An important aspect to highlight is the strong adhesion of the electrodeposit, as no visible signs of delamination or detachment are observed. Additionally, the dark appearance of the deposit may be related to the misorientation of the Pt crystals.

It is worth mentioning that Pt black is generated in situ, which provides an advantage over other synthesis methods where Pt black is obtained as a powder and requires additional processing steps for use in electrochemical applications. Furthermore, this in situ process enables the modification of surfaces with complex geometries, making it suitable for specific electrochemical applications [13].

Figure 13 shows a comparison of the catalysis process in 30% hydrogen peroxide among metallic Pt, a RuO₂ DSA, and Pt black.

In Figure 13, the decomposition reaction of 30% hydrogen peroxide on the three surfaces is observed. As seen, metallic Pt exhibits good catalytic activity but is not sufficient to raise the temperature beyond 25 °C. Similarly, the RuO₂ DSA, despite having higher catalytic activity than metallic Pt, reaches a maximum temperature of 25 °C. However, with Pt black, as soon as it comes into contact with hydrogen peroxide, a greater spontaneous catalytic process occurs, and over time, a maximum temperature of 72 °C is reached; this validates that Pt black has a much higher surface area for catalytic processes.

4. Conclusions

The thermodynamic results indicate that Pt electrodeposition can be achieved from the ionic species PtCl₆²⁻ within a potential range of 715 to 16.5 mV vs. SHE (473 to −224.5 mV vs. SCE) and a pH range of 0 to 5.8, prior to hydrogen evolution.

The voltammetric studies determined the optimal voltage (−260 to −350 mV vs. SCE (−18 and −108 mV vs. SHE)) and current density (−0.00098 to −0.0020 A cm⁻²) conditions for metallic Pt electrodeposition on brass surfaces.

The chronoamperometric study validated the deposition of metallic Pt at −295 mV vs. SCE (−53 mV vs.

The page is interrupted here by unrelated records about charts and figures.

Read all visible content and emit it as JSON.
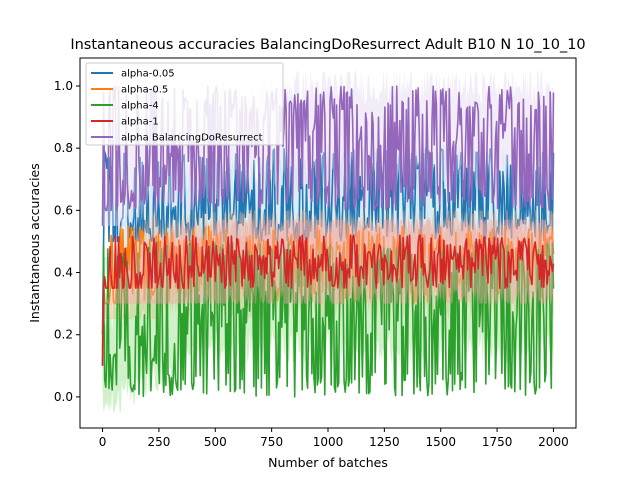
{
  "chart_data": {
    "type": "line",
    "title": "Instantaneous accuracies BalancingDoResurrect Adult B10 N 10_10_10",
    "xlabel": "Number of batches",
    "ylabel": "Instantaneous accuracies",
    "xlim": [
      -100,
      2100
    ],
    "ylim": [
      -0.1,
      1.09
    ],
    "xticks": [
      "0",
      "250",
      "500",
      "750",
      "1000",
      "1250",
      "1500",
      "1750",
      "2000"
    ],
    "yticks": [
      "0.0",
      "0.2",
      "0.4",
      "0.6",
      "0.8",
      "1.0"
    ],
    "legend_position": "upper-left",
    "grid": false,
    "series": [
      {
        "name": "alpha-0.05",
        "color": "#1f77b4",
        "band_color": "#add8e6",
        "start": 0.2,
        "mean": [
          0.2,
          0.45,
          0.52,
          0.56,
          0.56,
          0.57,
          0.58,
          0.59,
          0.6,
          0.6,
          0.61,
          0.61,
          0.62,
          0.62,
          0.62,
          0.62,
          0.62,
          0.62,
          0.62,
          0.62,
          0.62
        ],
        "low": 0.5,
        "high": 0.8
      },
      {
        "name": "alpha-0.5",
        "color": "#ff7f0e",
        "band_color": "#f4b183",
        "start": 0.15,
        "mean": [
          0.15,
          0.3,
          0.4,
          0.42,
          0.43,
          0.43,
          0.43,
          0.43,
          0.43,
          0.43,
          0.43,
          0.43,
          0.43,
          0.43,
          0.43,
          0.43,
          0.43,
          0.43,
          0.43,
          0.43,
          0.43
        ],
        "low": 0.3,
        "high": 0.55
      },
      {
        "name": "alpha-4",
        "color": "#2ca02c",
        "band_color": "#98df8a",
        "start": 0.1,
        "mean": [
          0.1,
          0.15,
          0.2,
          0.22,
          0.28,
          0.3,
          0.3,
          0.3,
          0.3,
          0.3,
          0.3,
          0.3,
          0.3,
          0.3,
          0.3,
          0.3,
          0.3,
          0.3,
          0.3,
          0.3,
          0.3
        ],
        "low": 0.0,
        "high": 0.5
      },
      {
        "name": "alpha-1",
        "color": "#d62728",
        "band_color": "#f4a7a7",
        "start": 0.1,
        "mean": [
          0.1,
          0.3,
          0.36,
          0.38,
          0.4,
          0.42,
          0.43,
          0.44,
          0.44,
          0.44,
          0.44,
          0.44,
          0.44,
          0.44,
          0.44,
          0.44,
          0.44,
          0.44,
          0.44,
          0.44,
          0.43
        ],
        "low": 0.35,
        "high": 0.52
      },
      {
        "name": "alpha BalancingDoResurrect",
        "color": "#9467bd",
        "band_color": "#e3d6ee",
        "start": 0.55,
        "mean": [
          0.55,
          0.7,
          0.75,
          0.78,
          0.8,
          0.82,
          0.84,
          0.85,
          0.86,
          0.86,
          0.86,
          0.86,
          0.86,
          0.86,
          0.86,
          0.86,
          0.86,
          0.86,
          0.86,
          0.86,
          0.85
        ],
        "low": 0.6,
        "high": 1.0
      }
    ],
    "x_max": 2000
  }
}
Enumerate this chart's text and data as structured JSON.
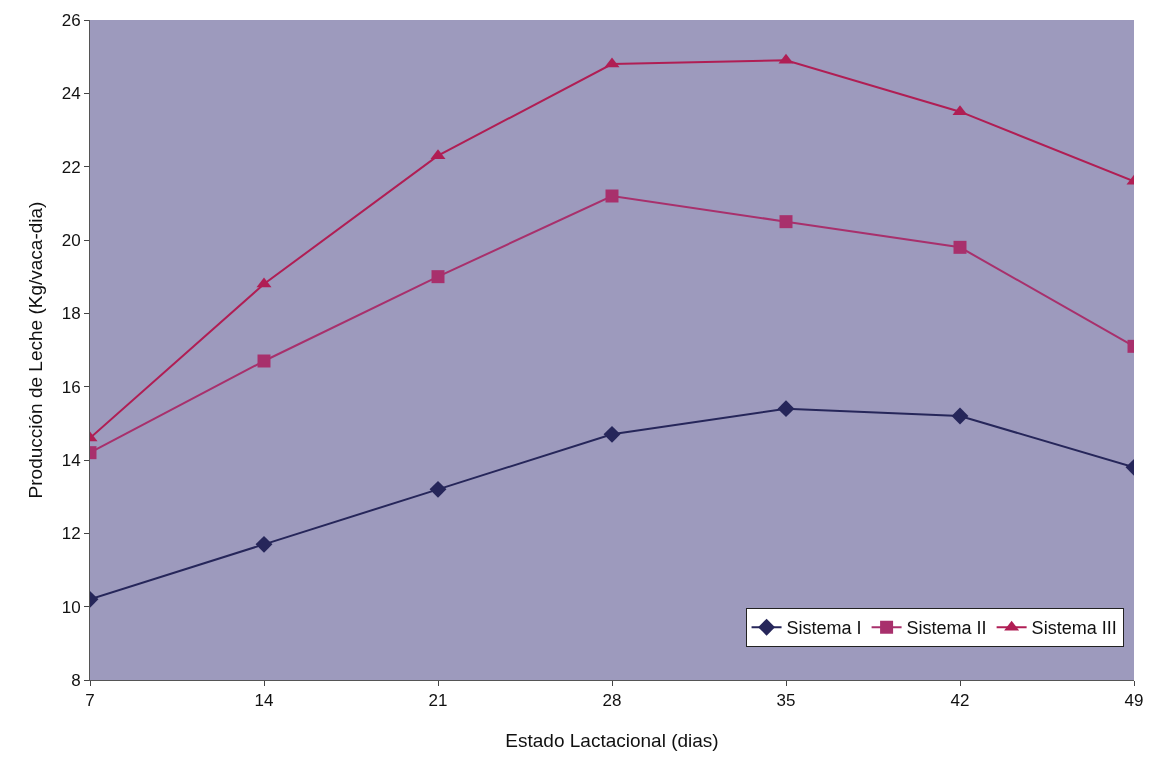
{
  "chart_data": {
    "type": "line",
    "xlabel": "Estado Lactacional (dias)",
    "ylabel": "Producción de Leche (Kg/vaca-dia)",
    "x": [
      7,
      14,
      21,
      28,
      35,
      42,
      49
    ],
    "series": [
      {
        "name": "Sistema I",
        "color": "#26265a",
        "marker": "diamond",
        "values": [
          10.2,
          11.7,
          13.2,
          14.7,
          15.4,
          15.2,
          13.8
        ]
      },
      {
        "name": "Sistema II",
        "color": "#a8306c",
        "marker": "square",
        "values": [
          14.2,
          16.7,
          19.0,
          21.2,
          20.5,
          19.8,
          17.1
        ]
      },
      {
        "name": "Sistema III",
        "color": "#b01e54",
        "marker": "triangle",
        "values": [
          14.6,
          18.8,
          22.3,
          24.8,
          24.9,
          23.5,
          21.6
        ]
      }
    ],
    "xlim": [
      7,
      49
    ],
    "xticks": [
      7,
      14,
      21,
      28,
      35,
      42,
      49
    ],
    "ylim": [
      8,
      26
    ],
    "yticks": [
      8,
      10,
      12,
      14,
      16,
      18,
      20,
      22,
      24,
      26
    ],
    "grid": false,
    "legend": "bottom right",
    "line_style": "solid"
  }
}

SHE), achieving a stable current density of −0.090 A cm⁻². SEM, chemical mapping, EDS, and XRD analyses confirmed the presence of metallic Pt on the brass surface but also indicated that the Pt deposit is very thin, as oxidized Cu and Zn species from the brass were detected.

The chronopotentiometric study, performed at a current density of −500 mA cm⁻², validated the successful formation of platinum black on brass. An SEM analysis confirmed the appearance of globular nanostructures characteristic of platinum black. The broadening and increased intensity of XRD peaks for platinum black indicate a thicker deposit and the significant reduction of Cu and Zn signals, which were no longer detected in EDS and chemical mapping analyses.

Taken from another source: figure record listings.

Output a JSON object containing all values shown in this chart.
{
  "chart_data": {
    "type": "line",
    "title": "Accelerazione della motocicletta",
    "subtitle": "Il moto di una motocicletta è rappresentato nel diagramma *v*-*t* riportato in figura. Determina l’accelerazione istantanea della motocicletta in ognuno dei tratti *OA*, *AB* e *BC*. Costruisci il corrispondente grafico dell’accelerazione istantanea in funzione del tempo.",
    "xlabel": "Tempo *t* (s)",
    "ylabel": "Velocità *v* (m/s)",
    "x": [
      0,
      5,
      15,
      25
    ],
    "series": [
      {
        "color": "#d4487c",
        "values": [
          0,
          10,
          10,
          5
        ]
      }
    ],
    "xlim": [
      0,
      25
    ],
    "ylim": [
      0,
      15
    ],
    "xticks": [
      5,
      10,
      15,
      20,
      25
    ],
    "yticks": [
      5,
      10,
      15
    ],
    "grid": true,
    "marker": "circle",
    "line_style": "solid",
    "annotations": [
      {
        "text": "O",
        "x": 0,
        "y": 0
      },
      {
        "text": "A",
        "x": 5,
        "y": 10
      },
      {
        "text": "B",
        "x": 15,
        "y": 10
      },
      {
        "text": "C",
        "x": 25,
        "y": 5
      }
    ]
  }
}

The crystal size calculation using the Scherrer equation confirmed nanometric-scale deposits, with an average size of 5.52 nm for metallic Pt and 3.72 nm for platinum black. This indicates that platinum black has a larger electroactive area.

A quick test in hydrogen peroxide demonstrates that the Pt black developed on the brass surface in this work has a higher surface area for catalytic processes.

The results of this study demonstrate that a platinum black electrodeposit on brass can be obtained using a 10% HCl solution containing 1000 ppm Pt, following these steps: (i) mechanical and electrochemical polishing of the brass substrate, (ii) electrodeposition of metallic Pt at a constant potential of −295 mV vs. SCE (−53 mV vs. SHE) for 1 h, and (iii) formation of platinum black by applying a current density of −500 mA cm⁻² for 1 h.

This study presents a novel approach for the in situ electrodeposition of platinum black directly onto a brass substrate (60% Cu, 40% Zn), offering a cost-effective alternative to conventional Pt-supported carbon catalysts. Unlike commercially available platinum black on Vulcan carbon, which requires additional fabrication steps and support materials, our method enables the direct modification of electrode surfaces while minimizing Pt usage. This approach eliminates the need for additional binders or epoxy resins and provides a stable interface without the risk of unwanted side reactions associated with carbon-based substrates.